At first look, social gaming just seems like games on Facebook. And while there is some truth to this at this point in time, thinking of it as just "games on Facebook" does not truly capture what it really is, or what it is likely to evolve into. (I.e., social gaming will likely go far far beyond Facebook.)
From the point-of-view of the game developer -- the people and companies who create games -- social gaming gives them access to an alternate method of advertising and promotion. (And often at lower cost as compared to traditional methods of online advertising and promotion.) By encouraging and "nudging" their users to get their friends to also play the game, by utilizing their "friend connections" on social networks, game developers can increase user base. And, for a game developer, increasing their user bases tends to translate into increasing revenues.

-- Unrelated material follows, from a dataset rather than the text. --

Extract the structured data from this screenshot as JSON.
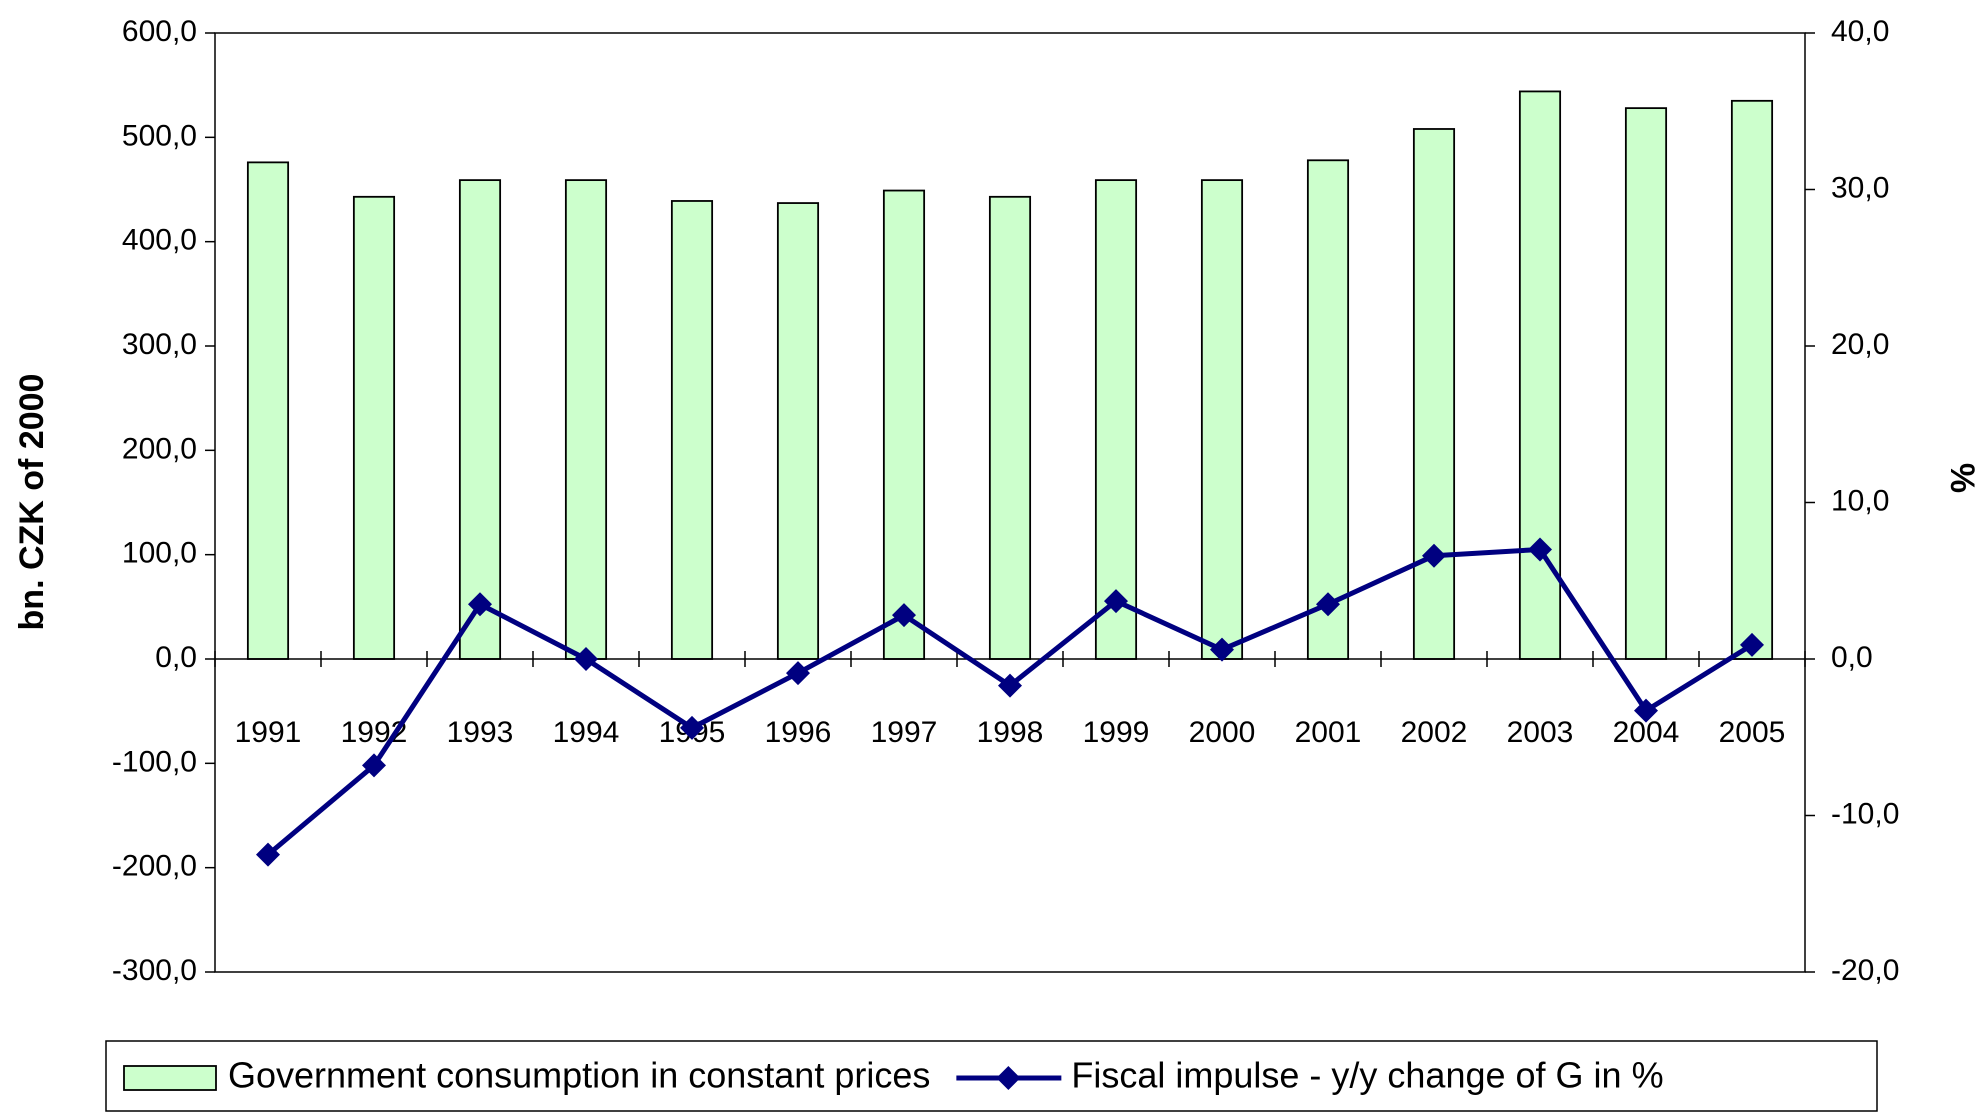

For the point-of-view of the game player -- of the user -- social games allow them to be social while they are being entertained. One of the large demographics that plays games online are middle age moms. This demographic seems to enjoy being social by chatting with others, by sharing information about themselves and their lives, and by including a peer group while they are "unwinding". Any online game that targets this demographic should include facilities for allowing these type of activities. But of course, this isn't the only demographic that plays social games. And gearing a game to other demographics, like young males, requires different strategies.
Looking at the industry as it is now, the social gaming space, and in particular social gaming on Facebook, has become an emerging billion dollar industry. Large social gaming developers such as Zynga, Playdom, and Electronic Arts as well as a "zoo" of smaller social game development companies (such as 49 Play) are driving and fueling the growth of social media giant Facebook, with others such as MySpace, hi5, and others looking to also capture a portion of this industry.
Monetization of these games comes in many forms, but often revolve around virtual currencies. One avenue for this montization is the usage in-game online ad space sold via a CPA business model. Conversions from these online ads results in virtual currencies being awarded to the game player. (Which can be used by the game player to purchase virtual goods and other items.)
The future of social gaming seems to be pushing into the mobile phone space. Bringing in new technologies, such as location based gaming, making use of GPS location information from satellites, to bring a new level of experience in the game play. It also seems probable that future social gaming may also incorporate augmented reality, with virtual objects being overlaid onto the real world.